Error Shown in Console Window
Figure 6. Error Shown in Console Window

  1. Press Ctrl-Z and Enter to terminate the Python interpreter and close the console window.
  2. Go back to the file and fix the line. Save the file and then re-run the application either from the resourceEditor's File menu or from the command line.

D. Cleaning up artifacts of the original program

We already took care of changing the class name and the runtime invocation name of the application from Minimal to Counter. Now let's change the resource file to reflect the program's new name.

In resourceEditor, go to the Edit menu and select "Background Info... " Change the name of the application to "PythonCard Counter" and click OK.

That ends the basic aspect of this second PythonCard walk-through. You now have a finished and working PythonCard application.

Optional Step: Adding a Menu

We'll add one optional step for a program like Counter, one which you may well need to take in any application of even a little greater complexity than this one. We'll add a menu to the application.

  1. In the resourceEditor, go to the Edit menu and choose "Menu Editor ..."
  2. A dialog box appears (see Figure 7) with the current menu structure displayed on the left. As you can see, the Counter application, which was started from the sample application called minimal., has a single menu with a single menu choice.

Opening Screen of Menu Editor
Figure 7. Opening Screen of Menu Editor

  1. Click on the "New Menu" button. You should see a dialog box like the one in Figure 8.

New Menu Dialog Box
Figure 8. New Menu Item Dialog Box

  1. In the editing area to the right of the display showing the menu, change the name of the menu to menuCounterMenu and its label to Counter.
  2. Now click on "New Menu Item" and add a new menu item named "counterMenuIncrement". Make its label "Increment".
  3. Click on "New Menu Item" again and do the same for new menu items "Decrement" and "Reset". When you're done your work should look something like Figure 9.

Menu Editor With All Menu Items Defined
Figure 9. Menu Editor With All Menu Items Defined

  1. Save your application in resourceEditor.
  2. Open the Python code file in your Python editor. Add the handler name shown here:
    def on_counterMenuIncrement_select(self, event):
  1. Copy the three lines of the function in on_incrBtn_mouseClick and paste them into the definition of this menu function. (Be sure levels of indentation are consistent.)
  2. Follow the same procedure for hooking up the Decrement and Reset menu options. When you're finished, your code window should look something like Figure 10.

All Menu Items Programmed and Ready to Go
Figure 10. All Menu Items Programmed and Ready to Go

  1. Save your work.

(You'll notice that the new menu doesn't appear in your application in resourceEditor. Rest assured it will be there when you run the application outside resourceEditor.)

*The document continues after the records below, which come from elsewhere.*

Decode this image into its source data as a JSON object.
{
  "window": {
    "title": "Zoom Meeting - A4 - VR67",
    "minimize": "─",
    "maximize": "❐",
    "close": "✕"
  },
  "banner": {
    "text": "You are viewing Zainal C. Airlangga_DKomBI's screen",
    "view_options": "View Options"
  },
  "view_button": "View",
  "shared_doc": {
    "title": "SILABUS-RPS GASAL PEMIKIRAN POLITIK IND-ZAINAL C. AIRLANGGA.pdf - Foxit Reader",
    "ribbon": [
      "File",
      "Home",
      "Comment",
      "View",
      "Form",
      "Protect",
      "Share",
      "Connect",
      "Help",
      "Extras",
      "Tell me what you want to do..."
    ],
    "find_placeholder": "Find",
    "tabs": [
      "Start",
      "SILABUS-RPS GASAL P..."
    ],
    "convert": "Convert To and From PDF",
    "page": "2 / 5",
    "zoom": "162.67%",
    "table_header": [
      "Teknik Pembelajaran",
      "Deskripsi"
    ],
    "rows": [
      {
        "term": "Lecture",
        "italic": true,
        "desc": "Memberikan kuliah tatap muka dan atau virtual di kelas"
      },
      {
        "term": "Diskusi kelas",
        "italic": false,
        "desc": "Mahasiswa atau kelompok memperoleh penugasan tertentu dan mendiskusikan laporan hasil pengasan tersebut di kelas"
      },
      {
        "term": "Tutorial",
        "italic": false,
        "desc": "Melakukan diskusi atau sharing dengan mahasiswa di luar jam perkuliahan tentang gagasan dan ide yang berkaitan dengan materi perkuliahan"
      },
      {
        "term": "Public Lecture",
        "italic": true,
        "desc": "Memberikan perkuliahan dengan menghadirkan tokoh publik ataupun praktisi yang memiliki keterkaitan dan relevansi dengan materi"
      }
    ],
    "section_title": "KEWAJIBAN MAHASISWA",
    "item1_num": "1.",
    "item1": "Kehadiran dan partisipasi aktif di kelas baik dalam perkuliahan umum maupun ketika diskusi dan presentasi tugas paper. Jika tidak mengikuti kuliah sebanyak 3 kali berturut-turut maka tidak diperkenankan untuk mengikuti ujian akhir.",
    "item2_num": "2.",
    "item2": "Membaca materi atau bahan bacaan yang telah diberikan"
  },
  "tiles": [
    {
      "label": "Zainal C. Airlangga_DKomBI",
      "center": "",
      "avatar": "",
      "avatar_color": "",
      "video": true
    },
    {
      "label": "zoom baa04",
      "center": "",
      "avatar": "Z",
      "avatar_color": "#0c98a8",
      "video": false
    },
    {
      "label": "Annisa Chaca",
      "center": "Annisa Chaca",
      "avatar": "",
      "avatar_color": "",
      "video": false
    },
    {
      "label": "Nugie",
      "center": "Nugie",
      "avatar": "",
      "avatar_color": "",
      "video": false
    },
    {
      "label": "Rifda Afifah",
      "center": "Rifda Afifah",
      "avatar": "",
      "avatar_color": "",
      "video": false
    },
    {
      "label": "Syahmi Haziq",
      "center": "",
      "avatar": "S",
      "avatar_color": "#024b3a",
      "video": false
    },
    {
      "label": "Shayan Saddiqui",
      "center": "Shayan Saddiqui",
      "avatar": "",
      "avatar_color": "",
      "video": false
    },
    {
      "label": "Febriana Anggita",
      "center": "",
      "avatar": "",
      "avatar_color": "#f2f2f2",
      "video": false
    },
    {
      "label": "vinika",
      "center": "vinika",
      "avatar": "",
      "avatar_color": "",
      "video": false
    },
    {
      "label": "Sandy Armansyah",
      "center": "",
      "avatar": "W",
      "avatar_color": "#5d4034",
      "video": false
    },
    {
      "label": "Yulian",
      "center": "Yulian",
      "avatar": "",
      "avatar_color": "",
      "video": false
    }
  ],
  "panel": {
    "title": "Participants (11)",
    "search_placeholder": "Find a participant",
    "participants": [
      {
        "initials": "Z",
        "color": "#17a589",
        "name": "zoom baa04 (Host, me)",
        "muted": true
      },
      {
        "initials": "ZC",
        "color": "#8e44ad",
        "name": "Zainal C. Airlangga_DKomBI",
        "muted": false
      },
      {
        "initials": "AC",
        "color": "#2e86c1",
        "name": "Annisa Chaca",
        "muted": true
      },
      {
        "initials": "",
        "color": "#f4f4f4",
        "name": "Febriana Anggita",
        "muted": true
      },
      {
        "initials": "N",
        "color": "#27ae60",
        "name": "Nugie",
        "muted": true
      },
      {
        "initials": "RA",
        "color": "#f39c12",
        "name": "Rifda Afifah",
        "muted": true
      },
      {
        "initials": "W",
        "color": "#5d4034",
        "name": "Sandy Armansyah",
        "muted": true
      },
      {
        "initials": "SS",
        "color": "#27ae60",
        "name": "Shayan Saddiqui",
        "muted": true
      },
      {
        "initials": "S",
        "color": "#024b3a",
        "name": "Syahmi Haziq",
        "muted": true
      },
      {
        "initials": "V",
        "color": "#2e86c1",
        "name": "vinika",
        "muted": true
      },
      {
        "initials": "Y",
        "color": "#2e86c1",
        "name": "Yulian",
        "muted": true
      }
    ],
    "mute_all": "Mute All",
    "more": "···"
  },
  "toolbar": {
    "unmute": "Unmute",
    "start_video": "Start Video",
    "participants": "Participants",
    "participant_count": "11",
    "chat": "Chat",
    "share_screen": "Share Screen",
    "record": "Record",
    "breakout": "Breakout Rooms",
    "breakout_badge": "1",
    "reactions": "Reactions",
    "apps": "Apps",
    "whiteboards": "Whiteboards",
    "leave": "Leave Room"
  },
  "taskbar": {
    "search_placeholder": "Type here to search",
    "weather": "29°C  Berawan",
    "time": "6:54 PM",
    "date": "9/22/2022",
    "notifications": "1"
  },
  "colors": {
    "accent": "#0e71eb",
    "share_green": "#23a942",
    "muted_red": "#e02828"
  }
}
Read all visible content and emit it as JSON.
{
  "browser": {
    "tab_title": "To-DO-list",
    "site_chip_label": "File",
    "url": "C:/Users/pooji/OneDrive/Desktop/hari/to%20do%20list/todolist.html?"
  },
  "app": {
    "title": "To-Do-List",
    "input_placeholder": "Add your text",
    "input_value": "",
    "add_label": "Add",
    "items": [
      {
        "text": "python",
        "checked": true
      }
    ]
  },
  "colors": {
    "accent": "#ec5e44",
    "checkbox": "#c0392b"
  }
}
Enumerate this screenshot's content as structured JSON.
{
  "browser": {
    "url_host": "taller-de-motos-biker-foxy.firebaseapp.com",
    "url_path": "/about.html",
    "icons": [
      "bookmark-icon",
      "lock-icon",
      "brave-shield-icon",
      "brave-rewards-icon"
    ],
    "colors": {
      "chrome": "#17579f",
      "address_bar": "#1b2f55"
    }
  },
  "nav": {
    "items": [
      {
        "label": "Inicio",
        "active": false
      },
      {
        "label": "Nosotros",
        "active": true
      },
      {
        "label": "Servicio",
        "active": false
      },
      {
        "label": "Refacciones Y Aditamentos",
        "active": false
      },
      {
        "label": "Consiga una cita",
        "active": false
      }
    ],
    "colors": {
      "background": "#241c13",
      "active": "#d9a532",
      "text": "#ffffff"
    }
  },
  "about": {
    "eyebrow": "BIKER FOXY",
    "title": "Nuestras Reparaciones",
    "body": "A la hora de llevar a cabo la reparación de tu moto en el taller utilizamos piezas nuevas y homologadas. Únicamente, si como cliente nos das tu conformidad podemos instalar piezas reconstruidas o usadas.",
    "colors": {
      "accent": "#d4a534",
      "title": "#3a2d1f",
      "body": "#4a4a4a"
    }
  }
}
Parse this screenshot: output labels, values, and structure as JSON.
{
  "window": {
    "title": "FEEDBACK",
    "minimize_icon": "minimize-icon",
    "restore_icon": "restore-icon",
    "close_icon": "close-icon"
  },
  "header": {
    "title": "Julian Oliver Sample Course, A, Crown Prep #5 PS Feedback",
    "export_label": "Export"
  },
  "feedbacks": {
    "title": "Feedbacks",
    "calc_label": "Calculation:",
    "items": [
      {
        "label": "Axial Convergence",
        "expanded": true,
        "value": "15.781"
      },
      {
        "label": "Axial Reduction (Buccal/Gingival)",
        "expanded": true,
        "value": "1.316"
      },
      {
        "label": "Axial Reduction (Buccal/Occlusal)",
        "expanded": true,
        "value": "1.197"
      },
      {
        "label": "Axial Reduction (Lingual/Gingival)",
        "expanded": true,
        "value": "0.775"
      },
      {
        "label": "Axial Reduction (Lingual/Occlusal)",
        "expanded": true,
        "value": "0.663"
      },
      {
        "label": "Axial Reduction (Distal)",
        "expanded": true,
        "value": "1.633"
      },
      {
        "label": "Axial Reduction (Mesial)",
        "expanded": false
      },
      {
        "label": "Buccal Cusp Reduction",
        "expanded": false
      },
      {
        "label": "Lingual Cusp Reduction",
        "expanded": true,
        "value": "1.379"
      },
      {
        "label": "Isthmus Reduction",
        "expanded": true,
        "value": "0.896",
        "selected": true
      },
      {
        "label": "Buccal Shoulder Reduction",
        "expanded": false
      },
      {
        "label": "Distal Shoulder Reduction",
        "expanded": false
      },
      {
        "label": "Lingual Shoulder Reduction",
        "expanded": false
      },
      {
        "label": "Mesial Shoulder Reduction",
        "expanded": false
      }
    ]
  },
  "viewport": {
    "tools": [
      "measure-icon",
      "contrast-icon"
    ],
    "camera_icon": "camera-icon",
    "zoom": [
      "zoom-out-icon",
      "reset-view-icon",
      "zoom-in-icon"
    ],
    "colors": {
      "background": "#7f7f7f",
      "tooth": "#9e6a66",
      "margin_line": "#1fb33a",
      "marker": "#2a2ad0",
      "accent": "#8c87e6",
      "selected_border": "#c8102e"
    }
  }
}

  1. Run the application (see Figure 11) and confirm everything works as expected.

Finished C ounter Application With Counter Menu
Figure 11. Finished Counter Application With Counter Menu

(NOTE that it would obviously be better design to factor out the duplicated code into methods that handle the increment, decrement and reset buttons and menus as processes and then to call those methods from within the event handlers. We leave that you as an exercise for the reader. Don't you hate when we do that to you?)